Black Basta Ransomware Gains Ground
Researchers with security firm Cybereason published a report on a new strain of ransomware that was put in circulation in recent months but already managed to score almost 50 victims in English-speaking countries, including the US, the United Kingdom, Australia and New Zealand.
This meteoric rise to infamy took the Black Basta ransomware gang just two months, which put their name in the spotlight of security researchers.
The ransomware gang offers the Black Basta ransomware on a RaaS basis. The malicious tool was advertised on dark web forums using the typical ransomware-as-a-service model, offering a profit-sharing plan for "affiliates" who pull off attacks using the ransomware.
The mode of operation used by Black Basta is the one that the majority of ransomware gangs employ as well - double extortion consisting of locking up encrypted files and exfiltrating some of them before encryption, to use as blackmail and threaten leaks of sensitive information.

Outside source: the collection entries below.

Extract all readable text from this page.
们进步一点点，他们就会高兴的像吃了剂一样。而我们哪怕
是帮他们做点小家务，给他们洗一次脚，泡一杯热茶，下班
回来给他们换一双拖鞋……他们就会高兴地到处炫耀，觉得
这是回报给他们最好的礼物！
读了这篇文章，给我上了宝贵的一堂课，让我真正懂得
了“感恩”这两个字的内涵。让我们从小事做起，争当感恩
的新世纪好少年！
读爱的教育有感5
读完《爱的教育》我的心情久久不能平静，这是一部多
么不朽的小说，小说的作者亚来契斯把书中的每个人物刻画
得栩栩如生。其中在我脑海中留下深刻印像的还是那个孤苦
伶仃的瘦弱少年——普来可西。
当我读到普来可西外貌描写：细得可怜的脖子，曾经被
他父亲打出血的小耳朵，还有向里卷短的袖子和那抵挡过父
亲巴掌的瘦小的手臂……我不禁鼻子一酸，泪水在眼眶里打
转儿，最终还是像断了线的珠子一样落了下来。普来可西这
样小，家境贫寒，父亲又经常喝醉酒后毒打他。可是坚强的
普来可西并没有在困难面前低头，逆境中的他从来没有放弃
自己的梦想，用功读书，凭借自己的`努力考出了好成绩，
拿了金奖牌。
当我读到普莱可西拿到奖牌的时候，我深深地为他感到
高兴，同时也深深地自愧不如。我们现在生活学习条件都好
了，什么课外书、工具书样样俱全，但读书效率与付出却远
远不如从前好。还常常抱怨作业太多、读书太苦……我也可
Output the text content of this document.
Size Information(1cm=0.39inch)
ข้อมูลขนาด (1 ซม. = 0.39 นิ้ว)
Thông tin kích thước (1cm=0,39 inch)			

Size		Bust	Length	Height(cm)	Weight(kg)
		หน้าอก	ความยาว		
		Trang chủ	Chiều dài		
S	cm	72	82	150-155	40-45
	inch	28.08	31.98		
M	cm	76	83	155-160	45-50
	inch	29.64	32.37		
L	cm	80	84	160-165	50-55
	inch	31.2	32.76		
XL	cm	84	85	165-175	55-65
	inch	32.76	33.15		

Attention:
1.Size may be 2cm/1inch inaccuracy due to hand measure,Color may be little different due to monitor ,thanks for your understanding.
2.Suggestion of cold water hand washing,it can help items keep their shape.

Attacks culminating with the deployment of Black Basta used QBot to exfiltrate credentials from compromised systems, then move laterally across the victim network to ultimately deploy the ransomware on as many hosts as possible. The ransomware also has a variant made to target Linux systems, specifically ESXi virtual instances deployed on enterprise servers.
Security researchers believe that the Black Basta gang is comprised of former Conti gang members, even though Conti denied this. Even though Conti is doing their best to make the world believe the ransomware outfit is no more, researchers think that while the entity that was Conti may be no more, fragments of the team moved into other cybercriminal gangs.